Compared to the number of car leasing contracts concluded in Hungary, many more contracts were signed in Austria in the first half of 2007 than in the whole year.
While in Hungary in the first half of 2007 a total of 154,019 car leasing contracts were concluded, in Austria more than 300 thousand. And with them, year after year, approx. With 700-800 contracts the leasing portfolio is expanding and in Hungary it is decreasing. However, this increase is due not only to corporate leasing but also to individuals, as 43% of contracts were concluded by individuals, 56% by companies and 1% by the state. This also illustrates the important role that car leasing really plays in private life in a developed country. We should follow their example, but this also requires changing our mentality so that we do not want to acquire ownership of the car at all costs. The bigger problem, however, stems from the differences between Hungarian and Austrian salaries and living standards: we can only follow the example of a significant increase in Hungarian salaries, which is driven by the Hungarian economy and politics.
Which we can only indirectly intervene as individuals.
In Hungary, leasing contracts amounted to HUF 1,050 billion in 2006 (EUR 1 = EUR 250 million), while in Austria EUR 20,941 billion. In Austria, the amount of financing for car leasing itself is higher in euro than in Hungary: EUR 6,619 billion. And this value is increasing year by year, so that in the first half of 2007 the amount funded exceeded EUR 6.9 billion. All three asset groups (motor vehicles, machinery and equipment and real estate leasing) were able to grow in the first half of 2007.
To keep pace with technological progress
But real estate leasing continues to break the biggest slice on the basis of the amount financed.

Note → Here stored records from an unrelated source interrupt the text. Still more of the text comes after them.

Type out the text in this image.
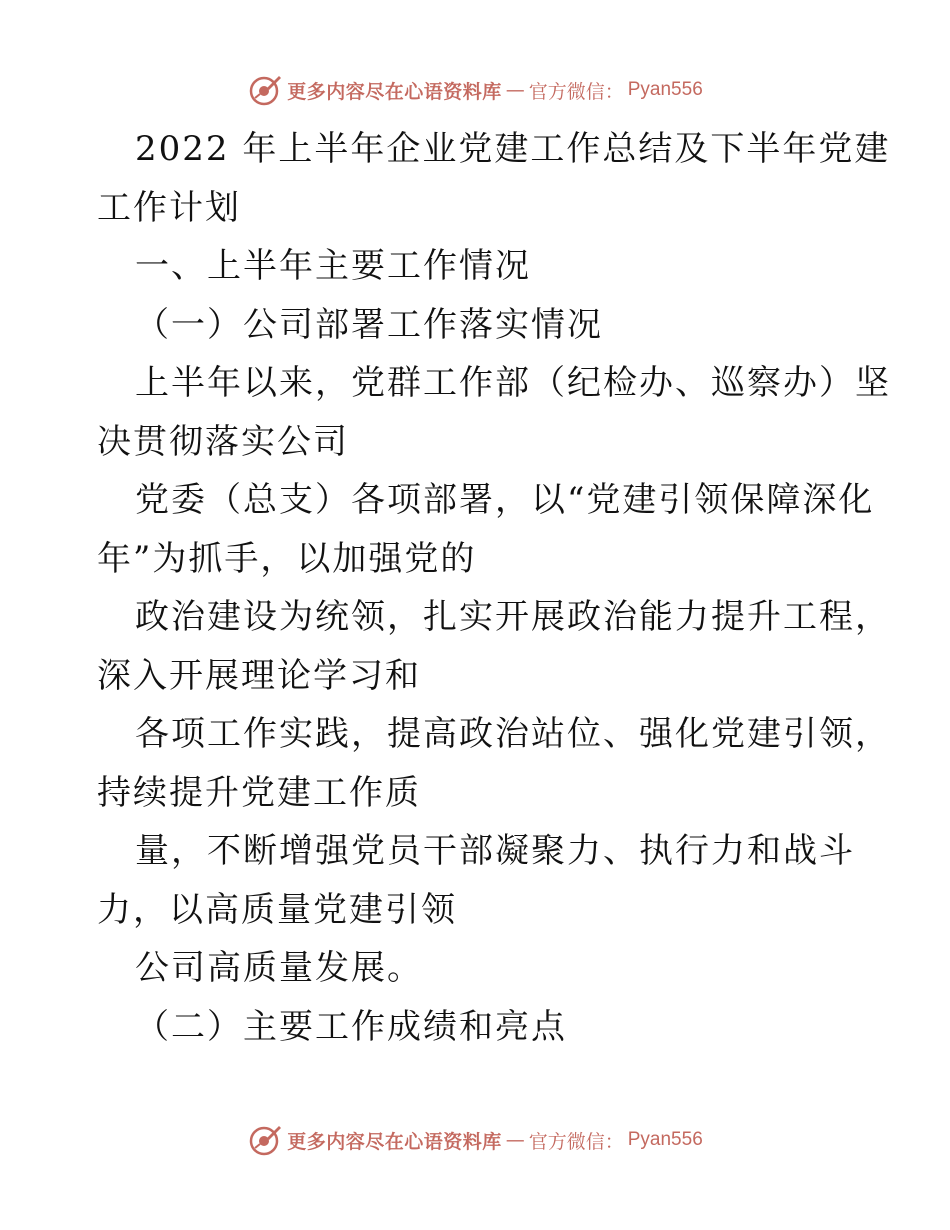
更多内容尽在心语资料库 — 官方微信： Pyan556
2022 年上半年企业党建工作总结及下半年党建
工作计划
一、上半年主要工作情况
（一）公司部署工作落实情况
上半年以来，党群工作部（纪检办、巡察办）坚
决贯彻落实公司
党委（总支）各项部署，以“党建引领保障深化
年”为抓手，以加强党的
政治建设为统领，扎实开展政治能力提升工程，
深入开展理论学习和
各项工作实践，提高政治站位、强化党建引领，
持续提升党建工作质
量，不断增强党员干部凝聚力、执行力和战斗
力，以高质量党建引领
公司高质量发展。
（二）主要工作成绩和亮点
更多内容尽在心语资料库 — 官方微信： Pyan556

Machinery and equipment are up 6.9 percent when we look at annual change (followed by car leasing 4.8 percent). From this it appears that Austrian companies prefer to lease their production machines, office machines, that is, and the same is true for cars. In Hungary, a much smaller proportion of machinery and equipment is being broken.
To a much lesser extent, companies are taking advantage of leasing, not to mention individuals. It seems that the Hungarian financial culture, the money market, still has a lot to develop in order to catch up with Austria, for example.